1 problem found
Let \(\F(x)\) be the cumulative distribution function of a random variable \(X\), which satisfies \(\F(a)=0\) and \(\F(b)=1\), where \(a>0\). Let \[ \G(y) = \frac{\F(y)}{2-\F(y)}\;. \] Show that \(\G(a)=0\,\), \(\G(b)=1\,\) and that \(\G'(y)\ge0\,\). Show also that \[ \frac12 \le \frac2{(2-\F(y))^2} \le 2\;. \] The random variable \(Y\) has cumulative distribution function \(\G(y)\,\). Show that \[ { \tfrac12} \,\E(X) \le \E(Y) \le 2 \E(X) \;, \] and that \[ \var(Y) \le 2\var(X) +\tfrac 74 \big(\E(X)\big)^2\;. \]

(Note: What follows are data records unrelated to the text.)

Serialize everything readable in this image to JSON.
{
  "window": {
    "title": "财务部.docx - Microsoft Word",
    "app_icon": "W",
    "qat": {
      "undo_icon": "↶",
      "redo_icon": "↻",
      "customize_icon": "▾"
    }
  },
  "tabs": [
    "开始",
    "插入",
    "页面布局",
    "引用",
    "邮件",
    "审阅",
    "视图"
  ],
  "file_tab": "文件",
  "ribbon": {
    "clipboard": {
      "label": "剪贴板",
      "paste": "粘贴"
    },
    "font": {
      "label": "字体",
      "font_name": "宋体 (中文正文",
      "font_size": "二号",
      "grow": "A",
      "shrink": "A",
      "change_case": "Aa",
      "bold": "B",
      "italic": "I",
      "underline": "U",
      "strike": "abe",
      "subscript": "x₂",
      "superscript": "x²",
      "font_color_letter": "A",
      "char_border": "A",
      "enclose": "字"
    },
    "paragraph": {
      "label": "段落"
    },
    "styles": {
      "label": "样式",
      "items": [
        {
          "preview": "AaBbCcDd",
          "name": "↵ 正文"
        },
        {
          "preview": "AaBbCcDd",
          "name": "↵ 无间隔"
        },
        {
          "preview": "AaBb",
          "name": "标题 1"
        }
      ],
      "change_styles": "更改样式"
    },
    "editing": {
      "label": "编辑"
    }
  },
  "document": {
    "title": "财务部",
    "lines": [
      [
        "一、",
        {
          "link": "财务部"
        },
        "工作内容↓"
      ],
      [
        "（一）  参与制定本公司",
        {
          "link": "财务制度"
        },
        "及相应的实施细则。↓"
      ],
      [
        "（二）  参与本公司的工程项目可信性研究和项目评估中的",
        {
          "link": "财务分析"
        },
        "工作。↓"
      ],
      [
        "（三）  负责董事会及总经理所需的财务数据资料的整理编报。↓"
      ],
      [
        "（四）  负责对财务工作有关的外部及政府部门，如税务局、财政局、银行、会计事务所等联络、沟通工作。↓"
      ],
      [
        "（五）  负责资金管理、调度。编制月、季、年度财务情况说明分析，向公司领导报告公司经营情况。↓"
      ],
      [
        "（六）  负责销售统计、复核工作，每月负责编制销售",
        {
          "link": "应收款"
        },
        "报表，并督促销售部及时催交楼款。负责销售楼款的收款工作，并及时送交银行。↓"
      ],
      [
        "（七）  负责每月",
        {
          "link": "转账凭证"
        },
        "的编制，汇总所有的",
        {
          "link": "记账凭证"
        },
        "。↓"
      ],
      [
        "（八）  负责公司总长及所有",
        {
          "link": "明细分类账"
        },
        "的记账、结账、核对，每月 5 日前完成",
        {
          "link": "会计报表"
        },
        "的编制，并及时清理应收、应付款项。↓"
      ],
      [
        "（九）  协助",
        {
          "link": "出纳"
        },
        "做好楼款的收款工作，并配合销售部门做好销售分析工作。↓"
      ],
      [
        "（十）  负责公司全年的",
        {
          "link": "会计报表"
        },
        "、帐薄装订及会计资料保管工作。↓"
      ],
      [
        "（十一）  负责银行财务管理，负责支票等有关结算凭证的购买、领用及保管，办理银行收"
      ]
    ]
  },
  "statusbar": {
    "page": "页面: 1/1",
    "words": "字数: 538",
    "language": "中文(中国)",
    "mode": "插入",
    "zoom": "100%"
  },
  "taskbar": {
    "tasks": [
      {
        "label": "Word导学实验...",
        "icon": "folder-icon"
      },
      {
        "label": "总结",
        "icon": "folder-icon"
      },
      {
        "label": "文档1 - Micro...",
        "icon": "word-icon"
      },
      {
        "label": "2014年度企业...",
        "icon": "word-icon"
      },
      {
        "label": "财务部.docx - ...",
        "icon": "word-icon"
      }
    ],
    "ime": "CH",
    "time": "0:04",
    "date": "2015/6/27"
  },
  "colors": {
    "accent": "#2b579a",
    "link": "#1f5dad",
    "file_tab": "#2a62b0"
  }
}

Solution: \begin{align*} && G(a) &= \frac{F(a)}{2-F(a)}\\ &&&= 0 \tag{\(F(a)= 0\)}\\ \\ && G(b) &= \frac{F(b)}{2-F(b)} \\ &&&= \frac{1}{2-1} = 1 \tag{\(F(b)=1\)}\\ \\ && G'(y) &= \frac{F'(y)(2-F(y))+F(y)F'(y)}{(2-F(y))^2} \\ &&&= \frac{2F'(y)}{(2-F(y))^2} \geq 0 \tag{\(F'(y) \geq 0\)} \end{align*} \begin{align*} && 0 \leq F(y)\leq1\\ \Leftrightarrow&& 1\leq 2-F(y) \leq 2\\ \Leftrightarrow &&1 \leq (2-F(y))^2 \leq 4\\ \Leftrightarrow && 1 \geq \frac{1}{(2-F(y))^2} \geq \frac14 \\ \Leftrightarrow && 2 \geq \frac{2}{(2-F(y))^2} \geq\frac12 \end{align*} \begin{align*} && \mathbb{E}(Y) &= \int_a^b y G'(y) \d y \\ &&&= \int_a^b y F'(y) \underbrace{\frac{2}{(2-F(y))^2}}_{\in [\frac12, 2]} \d y \\ &&&\leq 2 \E[X] \\ &&&\geq \frac12 \E[X]\\ \\ && \E[Y^2] &\leq 2\E[X^2] \\ && \E[Y^2] &\geq \frac12\E[X^2] \\ \\ \Rightarrow && \var[Y] &= \E[Y^2]-\E[Y]^2 \\ &&& \leq 2 \E[X^2] - (\tfrac12\E[X])^2 \\ &&&= 2 \var[X] + \tfrac74(\E[X])^2 \end{align*}